A. J. Cratsenberg is postmaster and has a good general store. S. H. Willets is another merchant, and there are several other branches of business. There is a good hotel, the American House, kept by J. H. Porter. There are three church buildings, the Methodist, Congregational, and Second Adventists, and an Odd Fellows lodge of 40 members, with a hall of their own. It has limestone quarries, and the surface of the country is rolling and fertile, and well settled by intelligent farmers. In the fall of 1881 a five per cent. tax was voted for a railroad through Burr Oak, known as the Minnesota, Iowa & Southwestern, running from La Crosse southwest, and there are prospects that it will be built, and increase the importance and business of the village. In the southern part of Burr Oak township is the famous Cold Spring cave and underground lake described in the preceding chapter referring to pleasure resorts accessible from Decorah. Judge M. V. Burdick thus writes of Burr Oak in 1853:
“When I saw its location, the beautiful groves that surrounded it on every side, the undulating country in every direction, the limpid stream of pure and sparkling water, cold and clear, that wound its way through the place, I could not fail to admire the judgment and discernment of the men who decided upon the place for a site of a town. In after years I became better acquainted with the resources of the country, its exhaustible supply of timber, and its two excellent quarries of blue limestone unsurpassed for building purposes.

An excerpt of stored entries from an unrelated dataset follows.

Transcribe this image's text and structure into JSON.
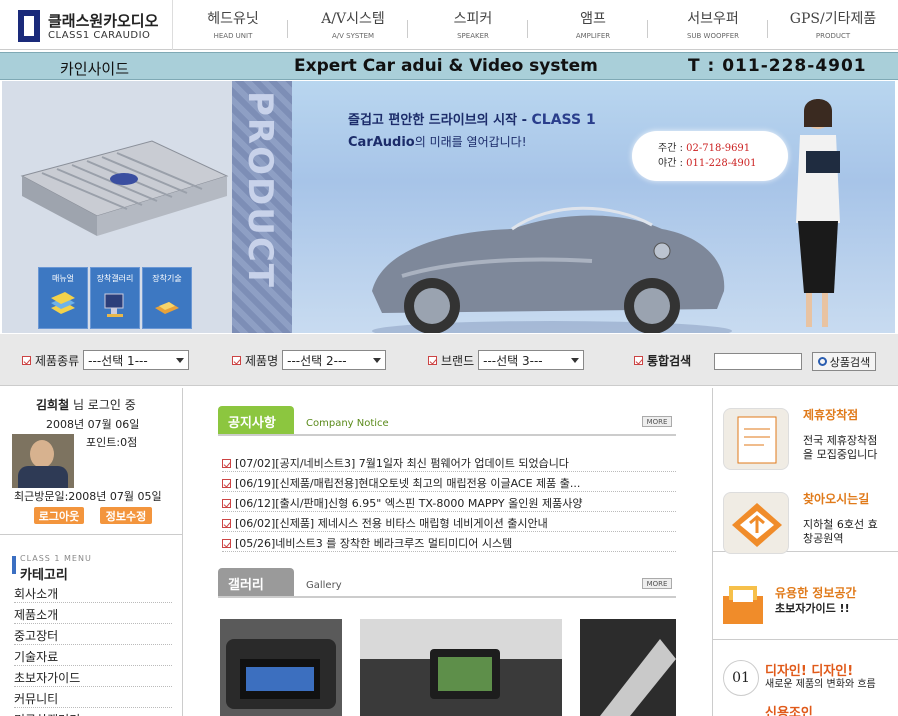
{
  "header": {
    "logo_ko": "클래스원카오디오",
    "logo_en": "CLASS1 CARAUDIO",
    "nav": [
      {
        "ko": "헤드유닛",
        "en": "HEAD UNIT"
      },
      {
        "ko": "A/V시스템",
        "en": "A/V SYSTEM"
      },
      {
        "ko": "스피커",
        "en": "SPEAKER"
      },
      {
        "ko": "앰프",
        "en": "AMPLIFER"
      },
      {
        "ko": "서브우퍼",
        "en": "SUB WOOPFER"
      },
      {
        "ko": "GPS/기타제품",
        "en": "PRODUCT"
      }
    ]
  },
  "titlebar": {
    "shop": "카인사이드",
    "slogan": "Expert Car adui & Video system",
    "tel": "T : 011-228-4901"
  },
  "banner": {
    "vertical_text": "PRODUCT",
    "icons": [
      "매뉴얼",
      "장착갤러리",
      "장착기술"
    ],
    "headline_pre": "즐겁고 편안한 드라이브의 시작 - ",
    "headline_brand": "CLASS 1",
    "subline_brand": "CarAudio",
    "subline_rest": "의 미래를 열어갑니다!",
    "day_label": "주간 : ",
    "day_phone": "02-718-9691",
    "night_label": "야간 : ",
    "night_phone": "011-228-4901"
  },
  "search": {
    "labels": [
      "제품종류",
      "제품명",
      "브랜드"
    ],
    "selects": [
      "---선택 1---",
      "---선택 2---",
      "---선택 3---"
    ],
    "total_label": "통합검색",
    "button": "상품검색"
  },
  "login": {
    "name": "김희철",
    "suffix": " 님 로그인 중",
    "date": "2008년 07월 06일",
    "points": "포인트:0점",
    "last_visit": "최근방문일:2008년 07월 05일",
    "logout": "로그아웃",
    "edit": "정보수정"
  },
  "category": {
    "sub": "CLASS 1 MENU",
    "title": "카테고리",
    "items": [
      "회사소개",
      "제품소개",
      "중고장터",
      "기술자료",
      "초보자가이드",
      "커뮤니티",
      "미국차갤러리"
    ]
  },
  "notice": {
    "tab": "공지사항",
    "sub": "Company Notice",
    "more": "MORE",
    "items": [
      "[07/02][공지/네비스트3] 7월1일자 최신 펌웨어가 업데이트 되었습니다",
      "[06/19][신제품/매립전용]현대오토넷 최고의 매립전용 이글ACE 제품 출...",
      "[06/12][출시/판매]신형 6.95\" 엑스핀 TX-8000 MAPPY 올인원 제품사양",
      "[06/02][신제품] 제네시스 전용 비타스 매립형 네비게이션 출시안내",
      "[05/26]네비스트3 를 장착한 베라크루즈 멀티미디어 시스템"
    ]
  },
  "gallery": {
    "tab": "갤러리",
    "sub": "Gallery",
    "more": "MORE"
  },
  "right": {
    "partner_title": "제휴장착점",
    "partner_desc": "전국 제휴장착점을 모집중입니다",
    "directions_title": "찾아오시는길",
    "directions_desc": "지하철 6호선 효창공원역",
    "info_title": "유용한 정보공간",
    "info_desc": "초보자가이드 !!",
    "design_num": "01",
    "design_title": "디자인! 디자인!",
    "design_desc": "새로운 제품의 변화와 흐름",
    "new_title": "신용조인"
  },
  "colors": {
    "titlebar": "#a9cfd9",
    "notice_tab": "#8cc63f",
    "gallery_tab": "#9a9a9a",
    "accent_orange": "#e07a1a"
  }
}
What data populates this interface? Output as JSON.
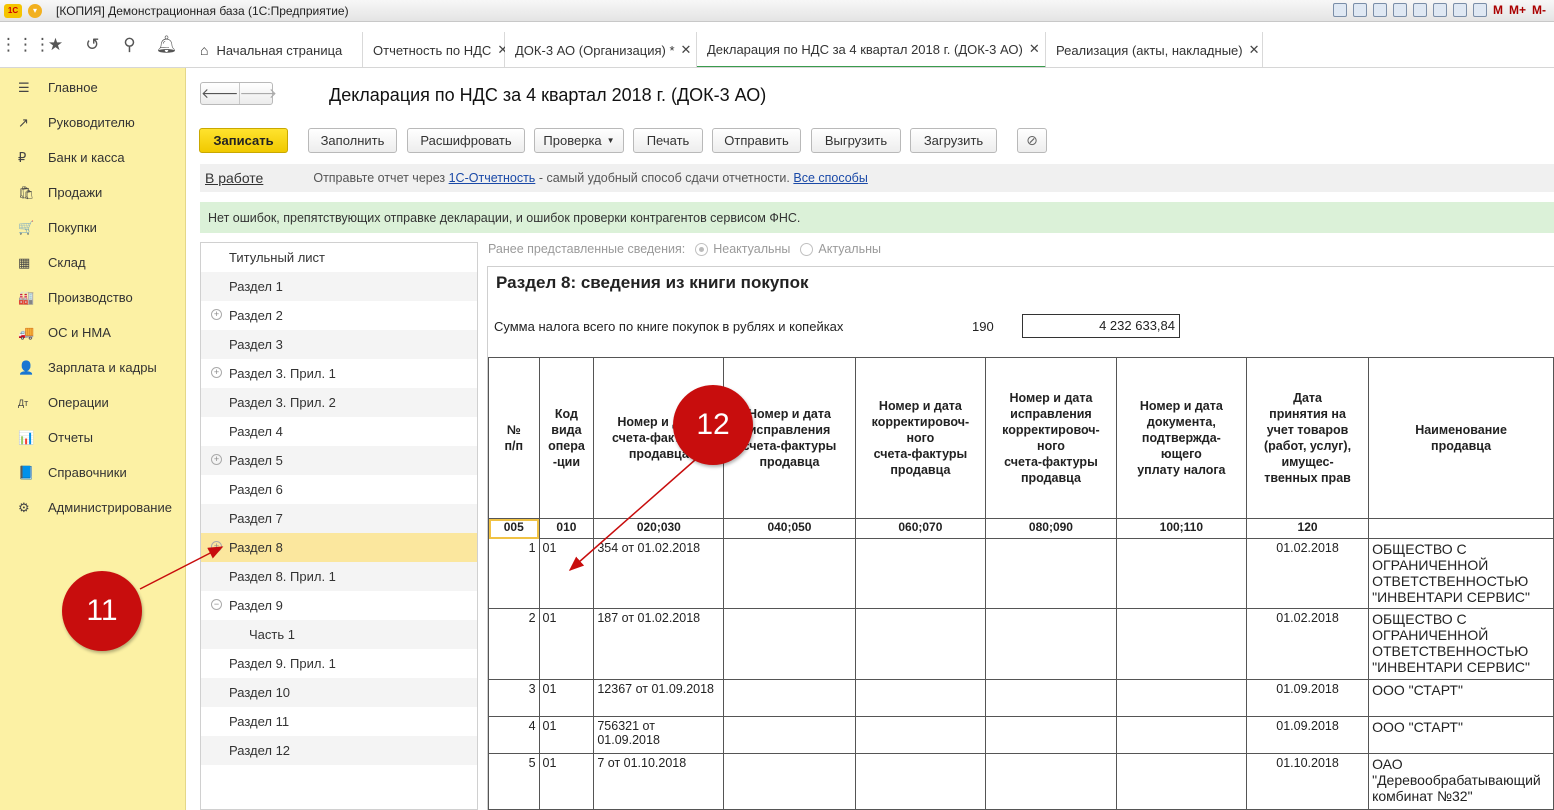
{
  "window": {
    "title": "[КОПИЯ] Демонстрационная база  (1С:Предприятие)",
    "logo": "1С",
    "right_labels": [
      "M",
      "M+",
      "M-"
    ]
  },
  "tabs": [
    {
      "label": "Начальная страница",
      "icon": "home-icon"
    },
    {
      "label": "Отчетность по НДС"
    },
    {
      "label": "ДОК-3 АО (Организация) *"
    },
    {
      "label": "Декларация по НДС за 4 квартал 2018 г. (ДОК-3 АО)"
    },
    {
      "label": "Реализация (акты, накладные)"
    }
  ],
  "sidebar": {
    "items": [
      {
        "label": "Главное",
        "icon": "☰"
      },
      {
        "label": "Руководителю",
        "icon": "↗"
      },
      {
        "label": "Банк и касса",
        "icon": "₽"
      },
      {
        "label": "Продажи",
        "icon": "🛍"
      },
      {
        "label": "Покупки",
        "icon": "🛒"
      },
      {
        "label": "Склад",
        "icon": "▦"
      },
      {
        "label": "Производство",
        "icon": "🏭"
      },
      {
        "label": "ОС и НМА",
        "icon": "🚚"
      },
      {
        "label": "Зарплата и кадры",
        "icon": "👤"
      },
      {
        "label": "Операции",
        "icon": "Дт"
      },
      {
        "label": "Отчеты",
        "icon": "📊"
      },
      {
        "label": "Справочники",
        "icon": "📘"
      },
      {
        "label": "Администрирование",
        "icon": "⚙"
      }
    ]
  },
  "document": {
    "title": "Декларация по НДС за 4 квартал 2018 г. (ДОК-3 АО)"
  },
  "toolbar": {
    "save": "Записать",
    "fill": "Заполнить",
    "decode": "Расшифровать",
    "check": "Проверка",
    "print": "Печать",
    "send": "Отправить",
    "export": "Выгрузить",
    "import": "Загрузить"
  },
  "status": {
    "state": "В работе",
    "info_prefix": "Отправьте отчет через",
    "info_link": "1С-Отчетность",
    "info_suffix": "- самый удобный способ сдачи отчетности.",
    "all_ways": "Все способы"
  },
  "ok_message": "Нет ошибок, препятствующих отправке декларации, и ошибок проверки контрагентов сервисом ФНС.",
  "previous": {
    "label": "Ранее представленные сведения:",
    "option1": "Неактуальны",
    "option2": "Актуальны"
  },
  "sections": [
    {
      "label": "Титульный лист"
    },
    {
      "label": "Раздел 1"
    },
    {
      "label": "Раздел 2",
      "expand": "+"
    },
    {
      "label": "Раздел 3"
    },
    {
      "label": "Раздел 3. Прил. 1",
      "expand": "+"
    },
    {
      "label": "Раздел 3. Прил. 2"
    },
    {
      "label": "Раздел 4"
    },
    {
      "label": "Раздел 5",
      "expand": "+"
    },
    {
      "label": "Раздел 6"
    },
    {
      "label": "Раздел 7"
    },
    {
      "label": "Раздел 8",
      "expand": "+"
    },
    {
      "label": "Раздел 8. Прил. 1"
    },
    {
      "label": "Раздел 9",
      "expand": "−"
    },
    {
      "label": "Часть 1"
    },
    {
      "label": "Раздел 9. Прил. 1"
    },
    {
      "label": "Раздел 10"
    },
    {
      "label": "Раздел 11"
    },
    {
      "label": "Раздел 12"
    }
  ],
  "form": {
    "title": "Раздел 8: сведения из книги покупок",
    "sum_label": "Сумма налога всего по книге покупок в рублях и копейках",
    "sum_code": "190",
    "sum_value": "4 232 633,84",
    "headers": [
      "№\nп/п",
      "Код\nвида\nопера\n-ции",
      "Номер и дата\nсчета-фактуры\nпродавца",
      "Номер и дата\nисправления\nсчета-фактуры\nпродавца",
      "Номер и дата\nкорректировоч-\nного\nсчета-фактуры\nпродавца",
      "Номер и дата\nисправления\nкорректировоч-\nного\nсчета-фактуры\nпродавца",
      "Номер и дата\nдокумента,\nподтвержда-\nющего\nуплату налога",
      "Дата\nпринятия на\nучет  товаров\n(работ, услуг),\nимущес-\nтвенных прав",
      "Наименование\nпродавца"
    ],
    "codes": [
      "005",
      "010",
      "020;030",
      "040;050",
      "060;070",
      "080;090",
      "100;110",
      "120",
      ""
    ],
    "rows": [
      {
        "n": "1",
        "op": "01",
        "invoice": "354 от 01.02.2018",
        "date": "01.02.2018",
        "seller": "ОБЩЕСТВО С ОГРАНИЧЕННОЙ ОТВЕТСТВЕННОСТЬЮ \"ИНВЕНТАРИ СЕРВИС\""
      },
      {
        "n": "2",
        "op": "01",
        "invoice": "187 от 01.02.2018",
        "date": "01.02.2018",
        "seller": "ОБЩЕСТВО С ОГРАНИЧЕННОЙ ОТВЕТСТВЕННОСТЬЮ \"ИНВЕНТАРИ СЕРВИС\""
      },
      {
        "n": "3",
        "op": "01",
        "invoice": "12367 от 01.09.2018",
        "date": "01.09.2018",
        "seller": "ООО \"СТАРТ\""
      },
      {
        "n": "4",
        "op": "01",
        "invoice": "756321 от 01.09.2018",
        "date": "01.09.2018",
        "seller": "ООО \"СТАРТ\""
      },
      {
        "n": "5",
        "op": "01",
        "invoice": "7 от 01.10.2018",
        "date": "01.10.2018",
        "seller": "ОАО \"Деревообрабатывающий комбинат №32\""
      }
    ]
  },
  "annotations": {
    "badge11": "11",
    "badge12": "12",
    "color": "#c80d0d"
  }
}
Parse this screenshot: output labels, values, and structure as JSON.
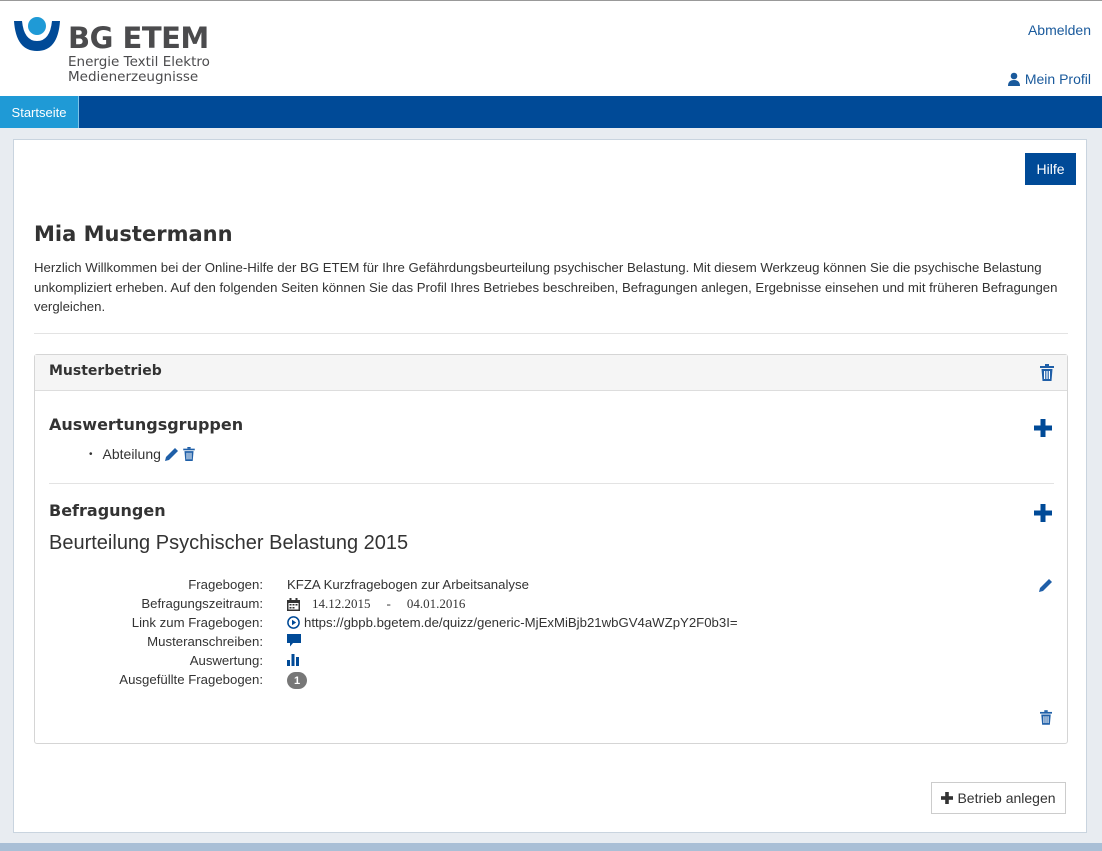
{
  "header": {
    "brand": "BG ETEM",
    "subtitle_line1": "Energie Textil Elektro",
    "subtitle_line2": "Medienerzeugnisse",
    "logout": "Abmelden",
    "profile": "Mein Profil"
  },
  "nav": {
    "tabs": [
      {
        "label": "Startseite",
        "active": true
      }
    ]
  },
  "main": {
    "help_button": "Hilfe",
    "user_name": "Mia Mustermann",
    "intro": "Herzlich Willkommen bei der Online-Hilfe der BG ETEM für Ihre Gefährdungsbeurteilung psychischer Belastung. Mit diesem Werkzeug können Sie die psychische Belastung unkompliziert erheben. Auf den folgenden Seiten können Sie das Profil Ihres Betriebes beschreiben, Befragungen anlegen, Ergebnisse einsehen und mit früheren Befragungen vergleichen.",
    "add_company_button": "Betrieb anlegen"
  },
  "company": {
    "name": "Musterbetrieb",
    "groups_title": "Auswertungsgruppen",
    "groups": [
      {
        "label": "Abteilung"
      }
    ],
    "surveys_title": "Befragungen",
    "survey": {
      "title": "Beurteilung Psychischer Belastung 2015",
      "labels": {
        "questionnaire": "Fragebogen:",
        "period": "Befragungszeitraum:",
        "link": "Link zum Fragebogen:",
        "letter": "Musteranschreiben:",
        "evaluation": "Auswertung:",
        "completed": "Ausgefüllte Fragebogen:"
      },
      "questionnaire": "KFZA Kurzfragebogen zur Arbeitsanalyse",
      "period_start": "14.12.2015",
      "period_sep": "-",
      "period_end": "04.01.2016",
      "link": "https://gbpb.bgetem.de/quizz/generic-MjExMiBjb21wbGV4aWZpY2F0b3I=",
      "completed_count": "1"
    }
  },
  "colors": {
    "primary": "#004a97",
    "nav_active": "#1f9ad6",
    "link": "#1a5a9c",
    "icon": "#1f5fa8"
  }
}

HESPER TOWNSHIP AND VILLAGE.
Hesper Township, in the northern tier of the county, adjoins Burr Oak on the east. Benjamin L. Bisby settled on the southwest quarter of section 29, in 1850. The next year brought in quite a number of settlers. The first permanent settler, E. E. Meader, reached his new home there on the morning of April 12, 1851, and settled on the southeast quarter of section 10, where his present residence stands. Mr. Meader came to Iowa in the fall of 1850 from his home in Maine, stopped in Clayton County, and meeting a man named Frazier, from Wisconsin, they came together, looked over the lands, were pleased with them, and in March, 1851, came with teams and prepared building sites. A. M. Waterman had, several weeks previous, encamped on a part of section 11, engaged in making sugar. Having cut and hauled logs for their dwellings, Meader and Frazier had to go eight miles for hands to help them put it up. Mr. Waterman provided the meal at this pioneer house raising. Having split out boards to roof their buildings, they piled them up, and started for the Volga
settlements for their families. Mr. Meader and family came alone, however, in April as above stated, Mr. Frazier not coming till fall.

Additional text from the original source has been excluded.